Film français de Ludovic Bergery (2020), avec Emmanuelle Béart, Vincent Dedienne, Tibo Vandenborre… 1h40. Sortie le 19 mai 2021.
Une femme devenue veuve entreprend de se reconstruire en embarquant pour une nouvelle vie sous laquelle elle espère enfouir ses souvenirs douloureux. Installée chez sa sœur, elle entreprend de rattraper le temps perdu, tente de dissoudre son travail de deuil dans des études de littérature et se trouve confrontée malgré elle à une génération qui n’est plus la sienne. Sujet délicat qui se trouve transcendé ici par la présence opportune d’Emmanuelle Béart, actrice devenue rare au propre comme au figuré, qui joue avec subtilité du décalage existant entre son apparence physique falsifiée par la chirurgie esthétique et un personnage qui aimerait pouvoir se donner une seconde chance en effaçant tout et en repartant sur de nouvelles bases. Il n’est pas question pour cette femme de courir après sa jeunesse, mais plutôt de retrouver une place dans la société, en s’aventurant dans une nouvelle direction. En choisissant pour cela Emmanuelle Béart, Ludovic Bergery a démultiplié la puissance de cette situation. Parce que l’histoire simple de cette femme est écrite sur le visage de l’actrice qui assume sa transformation physique et les séquelles qui la marquent dans sa chair pour donner un précieux vécu à ce personnage confronté à des désirs qu’elle croyait caducs.

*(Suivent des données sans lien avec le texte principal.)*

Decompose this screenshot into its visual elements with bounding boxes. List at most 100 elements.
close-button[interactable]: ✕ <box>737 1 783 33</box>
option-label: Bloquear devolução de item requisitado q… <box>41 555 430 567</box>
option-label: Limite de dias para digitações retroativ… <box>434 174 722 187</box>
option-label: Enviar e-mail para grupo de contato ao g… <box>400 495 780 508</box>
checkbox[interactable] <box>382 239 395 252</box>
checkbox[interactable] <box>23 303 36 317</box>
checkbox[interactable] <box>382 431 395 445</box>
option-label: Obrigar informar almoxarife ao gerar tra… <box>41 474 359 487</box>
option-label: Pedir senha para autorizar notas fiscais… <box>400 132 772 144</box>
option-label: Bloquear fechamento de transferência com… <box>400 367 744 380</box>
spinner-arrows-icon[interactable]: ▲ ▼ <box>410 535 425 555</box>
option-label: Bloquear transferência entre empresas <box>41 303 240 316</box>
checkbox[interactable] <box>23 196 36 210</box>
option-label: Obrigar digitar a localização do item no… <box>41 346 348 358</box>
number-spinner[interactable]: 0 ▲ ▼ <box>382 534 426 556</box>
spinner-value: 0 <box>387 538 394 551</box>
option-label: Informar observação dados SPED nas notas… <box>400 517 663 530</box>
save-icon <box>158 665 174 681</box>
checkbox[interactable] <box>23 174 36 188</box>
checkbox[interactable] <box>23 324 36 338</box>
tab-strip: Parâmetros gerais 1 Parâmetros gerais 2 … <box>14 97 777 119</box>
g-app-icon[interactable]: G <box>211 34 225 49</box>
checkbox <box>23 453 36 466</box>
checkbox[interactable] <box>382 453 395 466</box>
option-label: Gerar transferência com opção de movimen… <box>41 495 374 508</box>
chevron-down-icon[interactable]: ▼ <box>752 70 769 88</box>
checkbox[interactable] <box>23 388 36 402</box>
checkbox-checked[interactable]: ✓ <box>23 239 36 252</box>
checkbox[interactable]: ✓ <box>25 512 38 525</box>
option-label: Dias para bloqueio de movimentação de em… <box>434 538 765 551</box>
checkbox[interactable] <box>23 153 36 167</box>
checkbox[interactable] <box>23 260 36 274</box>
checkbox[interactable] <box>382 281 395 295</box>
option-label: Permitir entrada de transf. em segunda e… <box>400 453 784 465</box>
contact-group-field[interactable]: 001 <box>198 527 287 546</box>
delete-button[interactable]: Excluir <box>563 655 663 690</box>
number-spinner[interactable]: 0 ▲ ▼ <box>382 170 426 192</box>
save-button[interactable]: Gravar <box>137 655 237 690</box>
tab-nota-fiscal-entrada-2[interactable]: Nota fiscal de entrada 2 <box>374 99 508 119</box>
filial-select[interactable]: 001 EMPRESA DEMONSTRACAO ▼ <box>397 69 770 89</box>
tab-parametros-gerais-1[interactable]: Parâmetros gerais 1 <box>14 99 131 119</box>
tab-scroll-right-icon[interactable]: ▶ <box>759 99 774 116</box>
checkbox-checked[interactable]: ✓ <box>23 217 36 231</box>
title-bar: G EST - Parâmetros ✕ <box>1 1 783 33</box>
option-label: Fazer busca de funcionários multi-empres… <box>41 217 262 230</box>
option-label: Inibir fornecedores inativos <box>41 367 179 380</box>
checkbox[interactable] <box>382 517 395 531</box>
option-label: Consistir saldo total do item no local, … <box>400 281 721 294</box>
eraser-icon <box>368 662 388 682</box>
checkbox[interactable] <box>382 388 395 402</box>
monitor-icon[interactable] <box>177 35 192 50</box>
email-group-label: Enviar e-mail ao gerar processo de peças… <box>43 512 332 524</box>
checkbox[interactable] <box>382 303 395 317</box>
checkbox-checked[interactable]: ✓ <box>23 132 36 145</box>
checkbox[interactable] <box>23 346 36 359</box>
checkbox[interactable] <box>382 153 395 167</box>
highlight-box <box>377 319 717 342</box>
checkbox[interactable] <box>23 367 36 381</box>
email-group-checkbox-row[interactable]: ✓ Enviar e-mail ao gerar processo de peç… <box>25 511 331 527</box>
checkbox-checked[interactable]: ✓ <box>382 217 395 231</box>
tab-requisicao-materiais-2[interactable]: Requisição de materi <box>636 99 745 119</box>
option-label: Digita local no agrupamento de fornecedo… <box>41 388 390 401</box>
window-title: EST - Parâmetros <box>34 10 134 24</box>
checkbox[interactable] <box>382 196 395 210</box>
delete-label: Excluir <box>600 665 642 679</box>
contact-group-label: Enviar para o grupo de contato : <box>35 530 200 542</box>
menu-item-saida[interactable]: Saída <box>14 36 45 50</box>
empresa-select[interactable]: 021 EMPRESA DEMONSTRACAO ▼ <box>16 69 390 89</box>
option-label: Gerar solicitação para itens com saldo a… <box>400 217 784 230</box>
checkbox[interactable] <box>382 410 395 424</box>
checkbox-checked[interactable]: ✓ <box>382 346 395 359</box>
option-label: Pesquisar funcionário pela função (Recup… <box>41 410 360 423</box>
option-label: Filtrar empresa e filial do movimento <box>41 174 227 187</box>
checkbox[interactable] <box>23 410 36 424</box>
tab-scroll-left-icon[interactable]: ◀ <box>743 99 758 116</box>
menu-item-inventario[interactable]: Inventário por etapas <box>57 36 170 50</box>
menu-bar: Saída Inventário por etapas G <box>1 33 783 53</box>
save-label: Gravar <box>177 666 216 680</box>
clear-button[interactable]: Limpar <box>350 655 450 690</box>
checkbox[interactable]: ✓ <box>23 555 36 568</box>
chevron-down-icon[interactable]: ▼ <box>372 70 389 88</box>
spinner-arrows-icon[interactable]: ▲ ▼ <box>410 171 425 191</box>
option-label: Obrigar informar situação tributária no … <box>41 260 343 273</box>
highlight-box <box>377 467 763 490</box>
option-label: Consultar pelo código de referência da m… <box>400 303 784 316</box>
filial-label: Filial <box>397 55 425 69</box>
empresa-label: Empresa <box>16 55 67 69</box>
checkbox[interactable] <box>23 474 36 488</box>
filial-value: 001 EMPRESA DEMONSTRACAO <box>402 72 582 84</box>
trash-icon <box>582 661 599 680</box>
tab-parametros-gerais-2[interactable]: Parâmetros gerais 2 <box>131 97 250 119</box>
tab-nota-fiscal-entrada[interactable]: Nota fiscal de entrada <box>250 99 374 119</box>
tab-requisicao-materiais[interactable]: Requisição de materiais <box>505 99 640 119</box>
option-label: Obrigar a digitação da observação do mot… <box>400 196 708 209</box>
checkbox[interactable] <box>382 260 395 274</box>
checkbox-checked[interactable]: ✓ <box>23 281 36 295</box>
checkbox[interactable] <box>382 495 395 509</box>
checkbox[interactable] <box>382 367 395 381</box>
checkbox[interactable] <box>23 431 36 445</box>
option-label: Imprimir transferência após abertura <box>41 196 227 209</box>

Vincent Dedienne et Emmanuelle Béart
L’étreinte repose sur la confrontation d’une femme qui peine à retrouver sa place dans la société en se tournant malgré elle vers une génération qui pourrait être celle de ses enfants. Une réflexion sur le vieillissement et ce décalage inéluctable qui s’instaure fatalement entre un corps soumis à des transformations physiques artificielles, dictées par le fantasme de la jeunesse éternelle, et une personnalité indépendante soumise à d’autres impératifs. Un fossé appelé à se creuser qui conditionne les relations de cette femme avec ses nouveaux compagnons de vie, des étudiants qui la considèrent avec une distance matinée de respect (elle à l’âge de leurs parents), mais aussi avec ceux de son âge le plus souvent emprisonnés dans un schéma familial contraignant dont les obligations se révèlent incompatibles avec l’intégration d’une personne seule dans leur cercle intime. Vision très pertinente d’une situation rarement prise en compte par le cinéma qui se voit sommé d’opter systématiquement entre le Feel Good Movie supposé être la panacée universelle contre les sujets plombants (la maladie, la vieillesse, etc.) et une vision plus réaliste devenue l’apanage des auteurs consacrés. En s’aventurant dans une sorte de No Man’s Land entre ces deux alternatives, Ludovic Bergery signe un premier film sensible et empathique.